Including patients in clinical research requires trust and time
“Patients are often seen as the recipients of care, but they can be active contributors in clinical research—from the design of a trial through the development of a drug, device, or digital solution,” says Gabriele Brambilla, Alira Health CEO and Event Chair for The State of Diabetes: Boston. “And COVID-19 really brought including patients in real-world evidence trials to the forefront.”
And while patients across disease categories are more aware of clinical trials, when it comes to recruiting for diabetes clinical trials, trust and time are essential elements. Doctors have an average of only 14 minutes with patients and they need to cover treatment plans and listen to patient needs—that doesn’t live much time to discuss clinical trials. When it comes to successful recruitment, planting the seed for a trial can be done during the visits, but the best approach is to spend the office visit listening to the patient, and then if a trial is a good fit, to follow up with a phone call or email.
COVID-19 also made virtual recruiting possible, providing researchers with patients who aren’t actively accessing care and may have a greater unmet need. Engaging family members and caregivers in the recruitment process and building connections with community organizations are also good options for connecting with patients outside a traditional clinical setting.
Personalization is key to health equity
Creating effective treatment plans for patients relies on understanding patients’ social determinants of health (SDOH). Personalization that includes these socioeconomic and cultural factors is key to creating equitable access to information, treatment, and resources.
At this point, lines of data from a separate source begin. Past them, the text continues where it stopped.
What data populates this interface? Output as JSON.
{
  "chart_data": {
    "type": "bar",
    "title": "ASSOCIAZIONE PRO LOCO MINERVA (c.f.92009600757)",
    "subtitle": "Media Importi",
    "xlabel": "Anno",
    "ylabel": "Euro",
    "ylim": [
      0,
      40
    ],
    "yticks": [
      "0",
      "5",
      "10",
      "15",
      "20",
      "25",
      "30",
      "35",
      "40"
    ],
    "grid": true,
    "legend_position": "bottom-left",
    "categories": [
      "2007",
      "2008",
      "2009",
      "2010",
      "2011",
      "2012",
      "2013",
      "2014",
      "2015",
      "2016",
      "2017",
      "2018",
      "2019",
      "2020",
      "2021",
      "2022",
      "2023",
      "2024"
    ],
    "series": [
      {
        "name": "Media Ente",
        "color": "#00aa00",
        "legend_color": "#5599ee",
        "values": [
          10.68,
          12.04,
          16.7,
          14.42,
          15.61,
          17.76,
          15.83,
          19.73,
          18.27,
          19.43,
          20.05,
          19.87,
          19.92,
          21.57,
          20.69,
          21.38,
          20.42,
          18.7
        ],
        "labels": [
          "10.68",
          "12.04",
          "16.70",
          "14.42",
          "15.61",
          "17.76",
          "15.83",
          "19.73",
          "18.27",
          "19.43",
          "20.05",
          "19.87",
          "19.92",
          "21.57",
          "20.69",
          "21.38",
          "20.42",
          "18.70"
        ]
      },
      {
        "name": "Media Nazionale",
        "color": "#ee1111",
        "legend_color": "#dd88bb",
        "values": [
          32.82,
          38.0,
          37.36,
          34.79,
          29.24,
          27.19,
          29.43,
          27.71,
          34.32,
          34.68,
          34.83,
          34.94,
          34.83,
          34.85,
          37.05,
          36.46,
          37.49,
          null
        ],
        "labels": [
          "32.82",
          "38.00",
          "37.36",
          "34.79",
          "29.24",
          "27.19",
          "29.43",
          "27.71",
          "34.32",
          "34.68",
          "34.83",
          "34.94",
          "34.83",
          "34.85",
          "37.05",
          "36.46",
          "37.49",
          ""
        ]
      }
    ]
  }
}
And understanding the full, daily experiences of the patient beyond just what they’re experiencing within the healthcare system is the first step.
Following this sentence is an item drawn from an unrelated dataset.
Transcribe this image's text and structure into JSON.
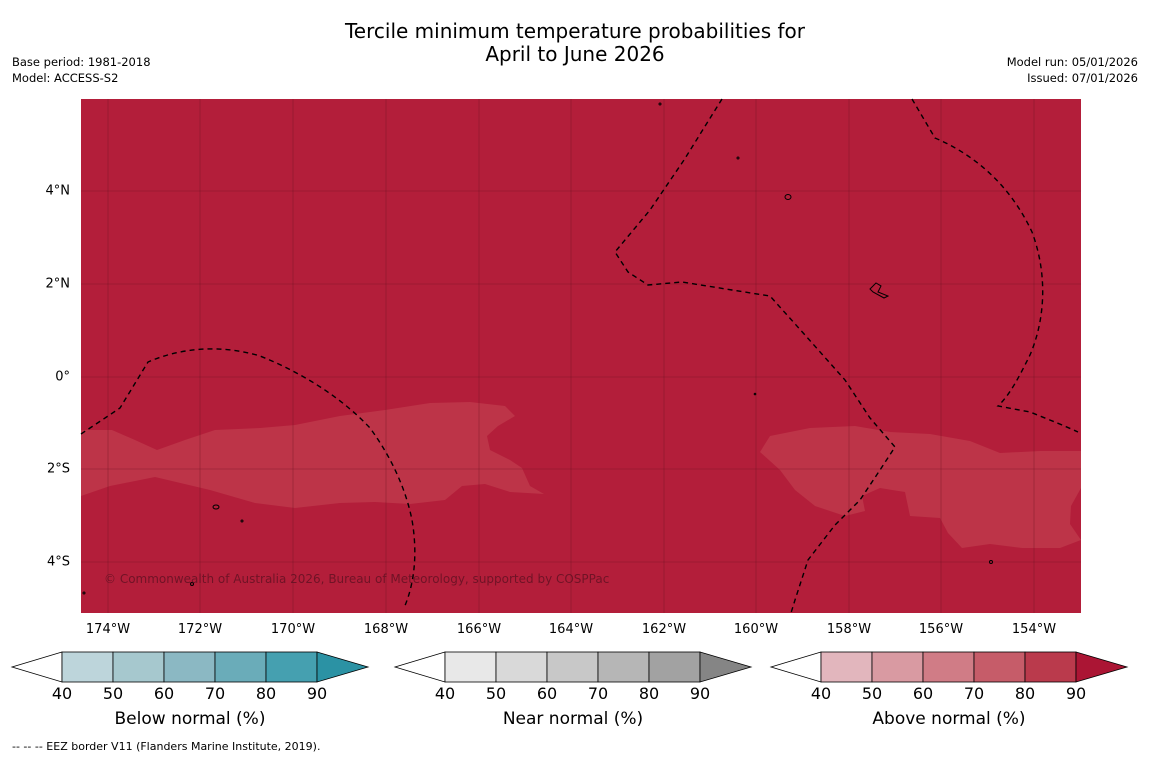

Focusing on the full patient journey includes things like healthy eating, which is important to both prevention and management of diabetes. For example, a dietician needs to understand each patient’s individual journey to know what access they have to healthy food. For some patients, access may not be an issue, but for others, healthy food could be cost-prohibitive, or they may live in a food desert where they have to take three busses to a grocery store and they’re mostly going to eat at a convenience store or fast-food restaurant.
Similarly, with digital technology including telehealth, what are the SDOH impacting adherence and adoption? Listening to patients’ non-medical factors will help physicians and companies understand what is driving treatment and care decisions.
Patients and physicians alike want to build on the telehealth advances made during COVID-19
Telehealth has allowed physicians to see more patients as well as patients from around the country. Telehealth has also made more personalized treatment programs possible, with diabetes patients having access to a health coach who connects with their larger care team and provides multiple touchpoints per week. This personalized approach delivers access to Real-World Data and gives physicians the opportunity to optimize treatment programs in real-time.
And while computer literacy issues, internet access, and cost are all still barriers for patients, COVID-19 normalized telemedicine and allowed patients to get comfortable with remote health and distance care.
Creating usable technology is a must
Technology for diabetes patients, who are already managing many elements of care, must reduce their daily workload and improve clinical outcomes. The goal for technology in diabetes should be usable, simple technology that produces the right data so clinicians can have effective conversations about treatment with their patients. The best technology will enable the care team and patient to optimize their care and treat the whole patient.
And while engaging patients early for new technology is important so companies can iterate and improve in real-time, companies also need to find ways to engage patients post-launch to follow-up on the long-term usability of their products.